1 En ik hief mijn ogen weder op, en ik zag; en ziet, een vliegende rol.

2 En Hij zeide tot mij: Wat ziet gij? En ik zeide: Ik zie een vliegende rol, welker lengte is van twintig ellen, en haar breedte van tien ellen.

3 Toen zeide Hij tot mij: Dit is de vloek, die uitgaan zal over het ganse land; want een iegelijk, die steelt, zal van hier, volgens denzelven vloek, uitgeroeid worden; desgelijks een iegelijk, die valselijk zweert, zal van hier, volgens denzelven vloek, uitgeroeid worden.

4 Ik breng dezen vloek voort, spreekt de HEERE der heirscharen, dat hij kome in het huis van den dief, en in het huis desgenen, die bij Mijn Naam valselijk zweer; en hij zal het verteren, met zijn houten en zijn stenen.

5 En de Engel, Die met mij sprak, ging uit, en zeide tot mij: Hef nu uw ogen op, en zie, wat dit zij, dat er voortkomt.

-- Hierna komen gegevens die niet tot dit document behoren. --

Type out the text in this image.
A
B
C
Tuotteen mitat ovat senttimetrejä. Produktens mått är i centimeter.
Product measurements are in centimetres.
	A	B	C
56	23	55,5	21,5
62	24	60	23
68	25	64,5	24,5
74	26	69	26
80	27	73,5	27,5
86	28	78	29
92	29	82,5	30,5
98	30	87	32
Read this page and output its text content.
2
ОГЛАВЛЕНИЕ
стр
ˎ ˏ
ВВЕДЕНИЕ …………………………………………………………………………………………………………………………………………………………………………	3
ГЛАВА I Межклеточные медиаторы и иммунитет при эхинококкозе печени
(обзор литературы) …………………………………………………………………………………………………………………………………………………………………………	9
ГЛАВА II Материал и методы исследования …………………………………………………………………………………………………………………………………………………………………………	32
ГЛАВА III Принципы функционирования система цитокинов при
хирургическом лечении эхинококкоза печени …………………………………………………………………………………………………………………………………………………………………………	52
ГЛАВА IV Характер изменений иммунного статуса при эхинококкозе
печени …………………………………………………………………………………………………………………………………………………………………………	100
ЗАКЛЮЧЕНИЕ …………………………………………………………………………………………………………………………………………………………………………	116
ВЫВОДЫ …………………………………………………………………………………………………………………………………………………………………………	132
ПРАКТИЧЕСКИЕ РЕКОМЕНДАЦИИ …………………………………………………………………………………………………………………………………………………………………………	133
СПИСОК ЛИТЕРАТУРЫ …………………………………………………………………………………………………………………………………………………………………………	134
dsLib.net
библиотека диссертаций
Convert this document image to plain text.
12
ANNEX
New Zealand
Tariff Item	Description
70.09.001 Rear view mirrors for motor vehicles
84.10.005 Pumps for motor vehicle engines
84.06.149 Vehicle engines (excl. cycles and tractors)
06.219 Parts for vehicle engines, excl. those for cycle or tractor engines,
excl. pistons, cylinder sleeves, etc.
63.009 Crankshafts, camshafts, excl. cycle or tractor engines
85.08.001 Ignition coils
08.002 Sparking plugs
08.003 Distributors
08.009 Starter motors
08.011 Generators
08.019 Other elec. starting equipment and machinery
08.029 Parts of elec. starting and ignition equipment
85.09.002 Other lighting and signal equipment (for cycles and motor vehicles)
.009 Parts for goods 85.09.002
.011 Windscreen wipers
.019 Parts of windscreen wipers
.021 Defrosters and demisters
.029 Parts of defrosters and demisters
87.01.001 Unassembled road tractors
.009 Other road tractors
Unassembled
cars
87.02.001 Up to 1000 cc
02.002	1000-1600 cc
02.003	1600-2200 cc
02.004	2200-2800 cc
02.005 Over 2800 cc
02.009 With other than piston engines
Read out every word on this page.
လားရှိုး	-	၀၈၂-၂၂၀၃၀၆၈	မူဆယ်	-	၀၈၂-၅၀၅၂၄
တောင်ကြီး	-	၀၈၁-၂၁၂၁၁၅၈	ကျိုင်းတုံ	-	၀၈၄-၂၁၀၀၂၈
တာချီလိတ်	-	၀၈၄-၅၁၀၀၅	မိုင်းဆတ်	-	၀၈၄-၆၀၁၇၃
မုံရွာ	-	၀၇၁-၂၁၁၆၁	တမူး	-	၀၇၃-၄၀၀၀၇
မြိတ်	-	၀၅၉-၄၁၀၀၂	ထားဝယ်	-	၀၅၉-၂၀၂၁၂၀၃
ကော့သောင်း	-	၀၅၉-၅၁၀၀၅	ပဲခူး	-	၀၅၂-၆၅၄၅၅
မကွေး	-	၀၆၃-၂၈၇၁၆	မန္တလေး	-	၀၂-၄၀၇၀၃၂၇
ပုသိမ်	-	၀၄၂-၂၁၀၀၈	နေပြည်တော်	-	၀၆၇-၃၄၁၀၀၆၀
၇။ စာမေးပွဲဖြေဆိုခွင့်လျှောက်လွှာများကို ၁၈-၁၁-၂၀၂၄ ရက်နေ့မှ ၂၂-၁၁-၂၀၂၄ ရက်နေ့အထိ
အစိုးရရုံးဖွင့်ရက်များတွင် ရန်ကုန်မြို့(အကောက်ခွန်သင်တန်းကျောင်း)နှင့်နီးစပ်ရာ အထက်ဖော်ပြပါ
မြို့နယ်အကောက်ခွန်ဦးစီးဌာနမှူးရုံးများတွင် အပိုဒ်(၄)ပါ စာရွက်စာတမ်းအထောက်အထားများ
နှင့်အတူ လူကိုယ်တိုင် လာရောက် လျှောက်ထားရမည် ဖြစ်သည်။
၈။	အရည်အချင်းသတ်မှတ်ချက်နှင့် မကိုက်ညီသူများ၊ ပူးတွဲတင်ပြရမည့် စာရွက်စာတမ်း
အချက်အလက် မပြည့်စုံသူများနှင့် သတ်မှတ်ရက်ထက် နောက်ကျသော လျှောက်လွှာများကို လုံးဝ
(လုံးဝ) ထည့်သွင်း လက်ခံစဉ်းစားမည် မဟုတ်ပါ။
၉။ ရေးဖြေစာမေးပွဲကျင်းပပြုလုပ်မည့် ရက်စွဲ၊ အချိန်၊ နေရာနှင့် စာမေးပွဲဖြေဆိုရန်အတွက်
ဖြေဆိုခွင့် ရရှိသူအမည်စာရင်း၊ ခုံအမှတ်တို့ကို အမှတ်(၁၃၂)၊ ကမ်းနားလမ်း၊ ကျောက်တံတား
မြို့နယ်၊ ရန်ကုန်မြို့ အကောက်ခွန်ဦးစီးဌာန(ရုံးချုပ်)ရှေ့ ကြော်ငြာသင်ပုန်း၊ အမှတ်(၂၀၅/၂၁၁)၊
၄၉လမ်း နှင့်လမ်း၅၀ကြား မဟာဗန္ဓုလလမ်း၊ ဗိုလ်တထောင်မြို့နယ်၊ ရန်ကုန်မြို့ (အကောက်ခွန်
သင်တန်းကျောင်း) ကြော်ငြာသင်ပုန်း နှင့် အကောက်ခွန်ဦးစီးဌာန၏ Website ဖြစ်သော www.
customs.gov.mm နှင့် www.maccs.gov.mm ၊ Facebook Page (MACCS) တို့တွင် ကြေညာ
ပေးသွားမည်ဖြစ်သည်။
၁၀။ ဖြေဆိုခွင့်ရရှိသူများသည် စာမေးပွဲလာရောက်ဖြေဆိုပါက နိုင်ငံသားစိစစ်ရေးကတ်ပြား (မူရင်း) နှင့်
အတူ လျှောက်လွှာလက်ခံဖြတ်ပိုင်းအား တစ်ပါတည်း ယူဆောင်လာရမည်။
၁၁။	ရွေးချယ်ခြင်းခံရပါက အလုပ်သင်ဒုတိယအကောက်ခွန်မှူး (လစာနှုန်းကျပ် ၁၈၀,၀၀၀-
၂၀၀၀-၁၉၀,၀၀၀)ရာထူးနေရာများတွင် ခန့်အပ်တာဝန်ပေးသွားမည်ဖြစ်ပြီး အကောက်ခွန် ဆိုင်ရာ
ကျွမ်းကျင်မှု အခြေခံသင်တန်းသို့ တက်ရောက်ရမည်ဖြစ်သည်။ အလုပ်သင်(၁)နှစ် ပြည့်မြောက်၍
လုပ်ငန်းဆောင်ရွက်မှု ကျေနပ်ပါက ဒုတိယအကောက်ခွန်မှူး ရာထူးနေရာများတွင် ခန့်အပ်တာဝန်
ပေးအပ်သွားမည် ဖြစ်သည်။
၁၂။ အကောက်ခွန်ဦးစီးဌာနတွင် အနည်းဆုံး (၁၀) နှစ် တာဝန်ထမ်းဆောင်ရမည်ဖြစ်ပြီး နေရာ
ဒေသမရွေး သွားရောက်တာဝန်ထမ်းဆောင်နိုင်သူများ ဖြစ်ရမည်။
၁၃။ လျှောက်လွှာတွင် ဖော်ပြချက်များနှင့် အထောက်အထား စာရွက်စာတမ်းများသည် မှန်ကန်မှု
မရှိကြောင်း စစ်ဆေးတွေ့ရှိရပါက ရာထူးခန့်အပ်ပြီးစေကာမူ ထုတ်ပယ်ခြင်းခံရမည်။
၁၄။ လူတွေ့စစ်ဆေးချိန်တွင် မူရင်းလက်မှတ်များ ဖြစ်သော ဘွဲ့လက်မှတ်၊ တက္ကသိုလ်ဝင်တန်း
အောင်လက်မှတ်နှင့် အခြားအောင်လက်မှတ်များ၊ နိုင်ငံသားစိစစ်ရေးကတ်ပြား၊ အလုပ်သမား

6 En ik zeide: Wat is dat? En Hij zeide: Dit is een efa, die voortkomt. Verder zeide Hij: Dit is het oog over henlieden in het ganse land.

7 En ziet, een plaat van lood werd opgeheven, en er was een vrouw, zittende in het midden der efa.

8 En Hij zeide: Deze is de goddeloosheid; en Hij wierp ze in het midden van de efa; en Hij wierp het loden gewicht op den mond derzelve.

9 En ik hief mijn ogen op, en ik zag; en ziet, twee vrouwen kwamen voort, en wind was in haar vleugelen, en zij hadden vleugelen, als de vleugelen eens ooievaars; en zij voerden de efa tussen de aarde en tussen den hemel.

10 Toen zeide ik tot den Engel, Die met mij sprak: Waarhenen brengen zij deze efa?

11 En Hij zeide tot mij: Om haar een huis te bouwen in het land Sinear; dat zij daar gevestigd en gesteld worde op haar grondvesting.

1 Tornei a levantar os meus olhos, e vi, e eis um rolo volante.

2 Perguntou-me o anjo: Que vês tu? Eu respondi: Vejo um rolo volante; o seu comprimento é de vinte cúbitos, e a sua largura de dez cúbitos.

3 Ele me disse: Esta é a maldição que sai pela face de toda a terra; porque de um lado será purgado conforme ela todo o que furtar, e de outro lado será purgado conforme ela todo o que jurar.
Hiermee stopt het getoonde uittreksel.